Professora da PUC-RJ vê risco de queda de Mantega

A professora da PUC-RJ Monica Baumgarten de Bolle afirmou na manhã desta sexta-feira à Agência Estado que "o cargo do ministro Guido Mantega corre risco", com o fraco desempenho econômico neste ano, que, após a fraca expansão de 0,6% no terceiro trimestre, na margem, deverá registrar uma alta ao redor de 1% em 2012. "É possível que tenhamos um novo ministro da Fazenda no início de 2013", afirmou.

RICARDO LEOPOLDO, GUSTAVO PORTO, RENAN CARREIRA, CIRCE BONATELLI, GUILHERME WALTENBERG, FRANCISCO CARLOS DE ASSIS, Agencia Estado

30 de novembro de 2012 | 11h05

"A presidente Dilma Rousseff não vai querer entregar uma expansão média da economia menor do que a média do ex-presidente Fernando Henrique Cardoso, que ficou em 2,7%. E para que esse patamar seja superado, será necessário que o PIB suba 3,8% no próximo ano, o que é muito difícil de ocorrer", destacou.

"O PIB e os investimentos no terceiro trimestre apresentaram resultados caóticos", disse.
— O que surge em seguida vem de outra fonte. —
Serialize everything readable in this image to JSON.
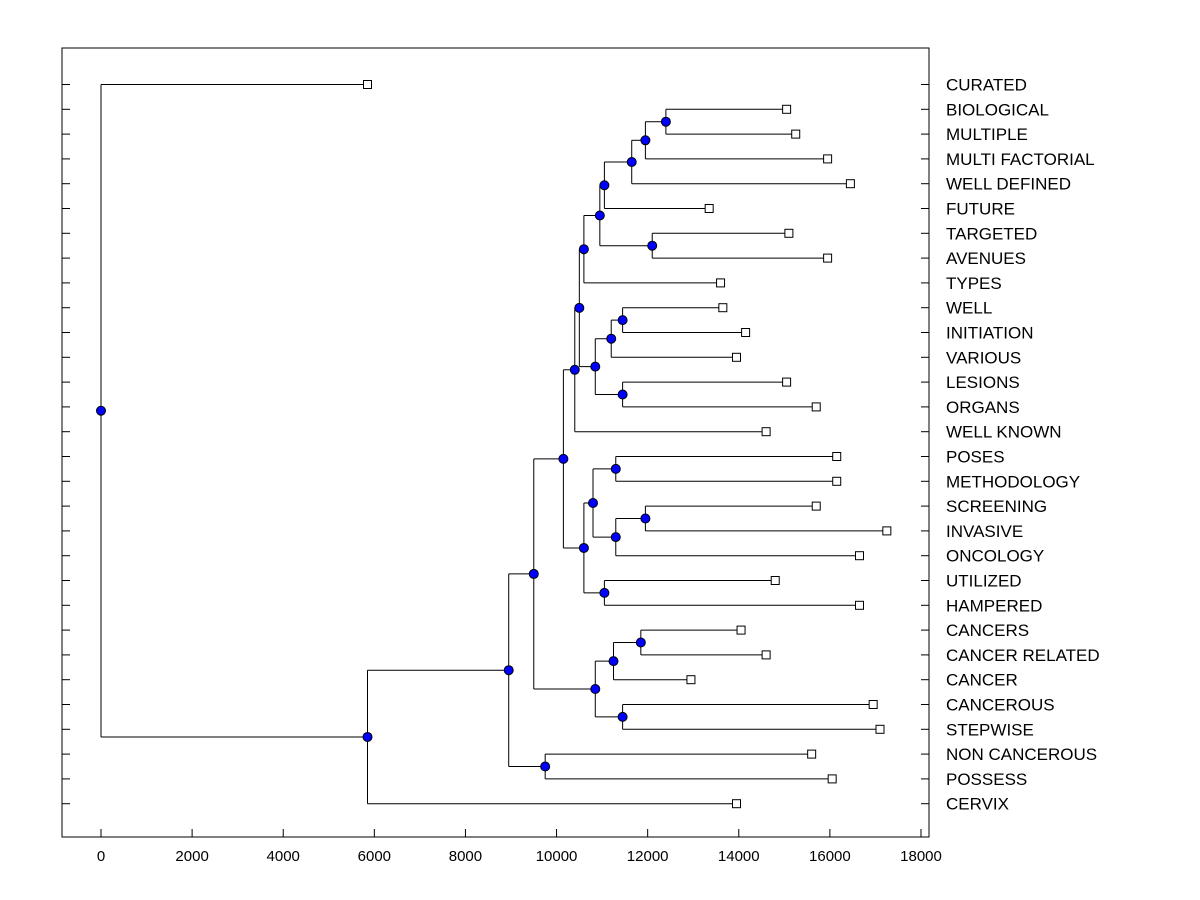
{
  "chart_data": {
    "type": "dendrogram",
    "title": "",
    "xlabel": "",
    "ylabel": "",
    "xlim": [
      -800,
      18000
    ],
    "xticks": [
      0,
      2000,
      4000,
      6000,
      8000,
      10000,
      12000,
      14000,
      16000,
      18000
    ],
    "x_tick_labels": [
      "0",
      "2000",
      "4000",
      "6000",
      "8000",
      "10000",
      "12000",
      "14000",
      "16000",
      "18000"
    ],
    "node_color": "#0000ff",
    "leaves": [
      {
        "label": "CURATED",
        "value": 5850
      },
      {
        "label": "BIOLOGICAL",
        "value": 15050
      },
      {
        "label": "MULTIPLE",
        "value": 15250
      },
      {
        "label": "MULTI FACTORIAL",
        "value": 15950
      },
      {
        "label": "WELL DEFINED",
        "value": 16450
      },
      {
        "label": "FUTURE",
        "value": 13350
      },
      {
        "label": "TARGETED",
        "value": 15100
      },
      {
        "label": "AVENUES",
        "value": 15950
      },
      {
        "label": "TYPES",
        "value": 13600
      },
      {
        "label": "WELL",
        "value": 13650
      },
      {
        "label": "INITIATION",
        "value": 14150
      },
      {
        "label": "VARIOUS",
        "value": 13950
      },
      {
        "label": "LESIONS",
        "value": 15050
      },
      {
        "label": "ORGANS",
        "value": 15700
      },
      {
        "label": "WELL KNOWN",
        "value": 14600
      },
      {
        "label": "POSES",
        "value": 16150
      },
      {
        "label": "METHODOLOGY",
        "value": 16150
      },
      {
        "label": "SCREENING",
        "value": 15700
      },
      {
        "label": "INVASIVE",
        "value": 17250
      },
      {
        "label": "ONCOLOGY",
        "value": 16650
      },
      {
        "label": "UTILIZED",
        "value": 14800
      },
      {
        "label": "HAMPERED",
        "value": 16650
      },
      {
        "label": "CANCERS",
        "value": 14050
      },
      {
        "label": "CANCER RELATED",
        "value": 14600
      },
      {
        "label": "CANCER",
        "value": 12950
      },
      {
        "label": "CANCEROUS",
        "value": 16950
      },
      {
        "label": "STEPWISE",
        "value": 17100
      },
      {
        "label": "NON CANCEROUS",
        "value": 15600
      },
      {
        "label": "POSSESS",
        "value": 16050
      },
      {
        "label": "CERVIX",
        "value": 13950
      }
    ],
    "merges": [
      {
        "id": "m1",
        "x": 12400,
        "children": [
          "BIOLOGICAL",
          "MULTIPLE"
        ]
      },
      {
        "id": "m2",
        "x": 11950,
        "children": [
          "m1",
          "MULTI FACTORIAL"
        ]
      },
      {
        "id": "m3",
        "x": 11650,
        "children": [
          "m2",
          "WELL DEFINED"
        ]
      },
      {
        "id": "m4",
        "x": 11050,
        "children": [
          "m3",
          "FUTURE"
        ]
      },
      {
        "id": "m5",
        "x": 12100,
        "children": [
          "TARGETED",
          "AVENUES"
        ]
      },
      {
        "id": "m6",
        "x": 10950,
        "children": [
          "m4",
          "m5"
        ]
      },
      {
        "id": "m7",
        "x": 10600,
        "children": [
          "m6",
          "TYPES"
        ]
      },
      {
        "id": "m8",
        "x": 11450,
        "children": [
          "WELL",
          "INITIATION"
        ]
      },
      {
        "id": "m9",
        "x": 11200,
        "children": [
          "m8",
          "VARIOUS"
        ]
      },
      {
        "id": "m10",
        "x": 11450,
        "children": [
          "LESIONS",
          "ORGANS"
        ]
      },
      {
        "id": "m11",
        "x": 10850,
        "children": [
          "m9",
          "m10"
        ]
      },
      {
        "id": "m12",
        "x": 10500,
        "children": [
          "m7",
          "m11"
        ]
      },
      {
        "id": "m13",
        "x": 10400,
        "children": [
          "m12",
          "WELL KNOWN"
        ]
      },
      {
        "id": "m14",
        "x": 11300,
        "children": [
          "POSES",
          "METHODOLOGY"
        ]
      },
      {
        "id": "m15",
        "x": 11950,
        "children": [
          "SCREENING",
          "INVASIVE"
        ]
      },
      {
        "id": "m16",
        "x": 11300,
        "children": [
          "m15",
          "ONCOLOGY"
        ]
      },
      {
        "id": "m17",
        "x": 10800,
        "children": [
          "m14",
          "m16"
        ]
      },
      {
        "id": "m18",
        "x": 11050,
        "children": [
          "UTILIZED",
          "HAMPERED"
        ]
      },
      {
        "id": "m19",
        "x": 10600,
        "children": [
          "m17",
          "m18"
        ]
      },
      {
        "id": "m20",
        "x": 10150,
        "children": [
          "m13",
          "m19"
        ]
      },
      {
        "id": "m21",
        "x": 11850,
        "children": [
          "CANCERS",
          "CANCER RELATED"
        ]
      },
      {
        "id": "m22",
        "x": 11250,
        "children": [
          "m21",
          "CANCER"
        ]
      },
      {
        "id": "m23",
        "x": 11450,
        "children": [
          "CANCEROUS",
          "STEPWISE"
        ]
      },
      {
        "id": "m24",
        "x": 10850,
        "children": [
          "m22",
          "m23"
        ]
      },
      {
        "id": "m25",
        "x": 9500,
        "children": [
          "m20",
          "m24"
        ]
      },
      {
        "id": "m26",
        "x": 9750,
        "children": [
          "NON CANCEROUS",
          "POSSESS"
        ]
      },
      {
        "id": "m27",
        "x": 8950,
        "children": [
          "m25",
          "m26"
        ]
      },
      {
        "id": "m28",
        "x": 5850,
        "children": [
          "m27",
          "CERVIX"
        ]
      },
      {
        "id": "m29",
        "x": 0,
        "children": [
          "CURATED",
          "m28"
        ]
      }
    ]
  }
}
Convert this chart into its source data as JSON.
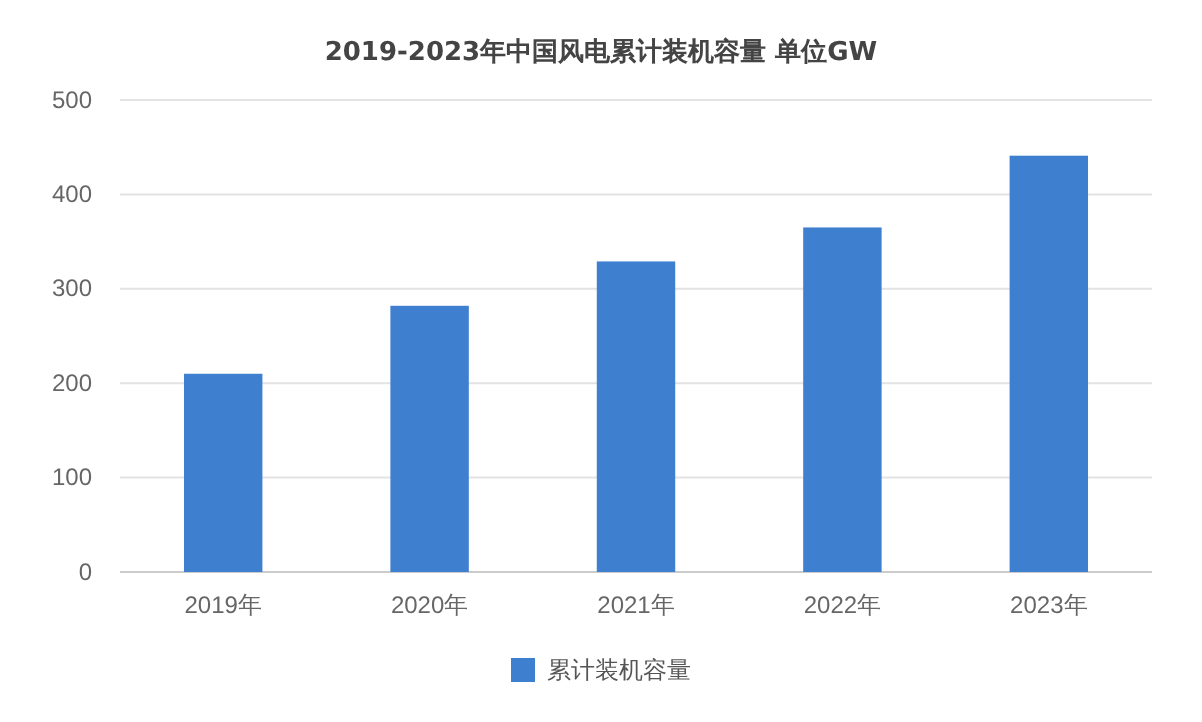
{
  "chart_data": {
    "type": "bar",
    "title": "2019-2023年中国风电累计装机容量 单位GW",
    "categories": [
      "2019年",
      "2020年",
      "2021年",
      "2022年",
      "2023年"
    ],
    "series": [
      {
        "name": "累计装机容量",
        "color": "#3f7fcf",
        "values": [
          210,
          282,
          329,
          365,
          441
        ]
      }
    ],
    "ylim": [
      0,
      500
    ],
    "yticks": [
      0,
      100,
      200,
      300,
      400,
      500
    ],
    "grid": "y",
    "legend": "bottom"
  }
}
Monica destacou que o PIB em 2013 deve avançar entre 2% e 3%. "Nesse cenário de economia crescendo bem abaixo do potencial, o Banco Central deverá baixar os juros em mais 100 pontos-base no próximo ano", acrescentou.

O diretor do Departamento de Relações Internacionais e Comércio Exterior da Federação das Indústrias do Estado de São Paulo (Fiesp), Roberto Giannetti da Fonseca, afirmou que a alta de 0,6% no PIB "mostra que o crescimento continua sofrível" no País.

Giannetti lembra que o cenário é negativo para o crescimento do PIB nos próximos trimestres por conta da falta de investimentos. "Sem investimento não tem produção", afirmou.

Opinião diferente tem o diretor da área de negócios do setor público do banco JPMorgan, Aod Cunha. Para ele, apesar do baixo nível de crescimento da economia brasileira em 2012, o País ainda tem uma perspectiva positiva para os próximos anos. "É importante olhar a trajetória de crescimento de longo prazo. Nós continuamos acreditando que o Brasil é um país de grandes oportunidades", afirmou.

Mas concorda com a necessidade de investimentos. Segundo Cunha, o interesse de estrangeiros no País permanece, mas ponderou que é preciso realizar investimentos para a economia superar os gargalos nas áreas de infraestrutura e logística. "Esse é um desafio, mas também uma oportunidade (de investimentos)", disse.

O economista-chefe da MCM, Fernando Genta, por sua vez, disse que "é praticamente impossível que o PIB suba mais que 1,1%" neste ano. Segundo ele, para que isso ocorresse, a economia teria que avançar mais que 1,5% no quatro trimestre, na margem. Ele espera que o PIB avance perto de 1%.

Com as surpresas negativas exibidas pelo IBGE sobre o nível de atividade no terceiro trimestre, ele revisou sua projeção para o crescimento do País em 2012, de uma alta de 1,4% para uma elevação entre 1% e 1,1%. "Não existe mais a desculpa dos fatores externos afetando o PIB. A reação da economia não está ocorrendo, por causa de muitas incertezas internas, como a manutenção do tripé macroeconômico, as intervenções do governo em vários setores produtivos e até a inadimplência das pessoas físicas, que está em 7,9% há quatro meses", disse.

Genta ainda afirmou que o fraco desempenho do PIB no terceiro trimestre vai aumentar o debate no mercado sobre se o Banco Central voltará a cortar os juros em janeiro, na primeira reunião de 2013. "Este é o momento mais delicado do governo Dilma Rousseff na gestão da economia, com crescimento fraco em dois anos e alta inflação", destacou.

O economista-chefe do Espírito Santo Investment Bank (Besi Brasil), Jankiel Santos, surpreendeu-se com os baixos desempenhos do setor de serviços e gastos do governo mostrados nas contas nacionais do terceiro trimestre. "O PIB foi surpreendentemente fraco e mais surpreendente ainda pelo setor de serviços rodando próximo de zero e os gastos do governo crescendo apenas 0,2%", estranhou.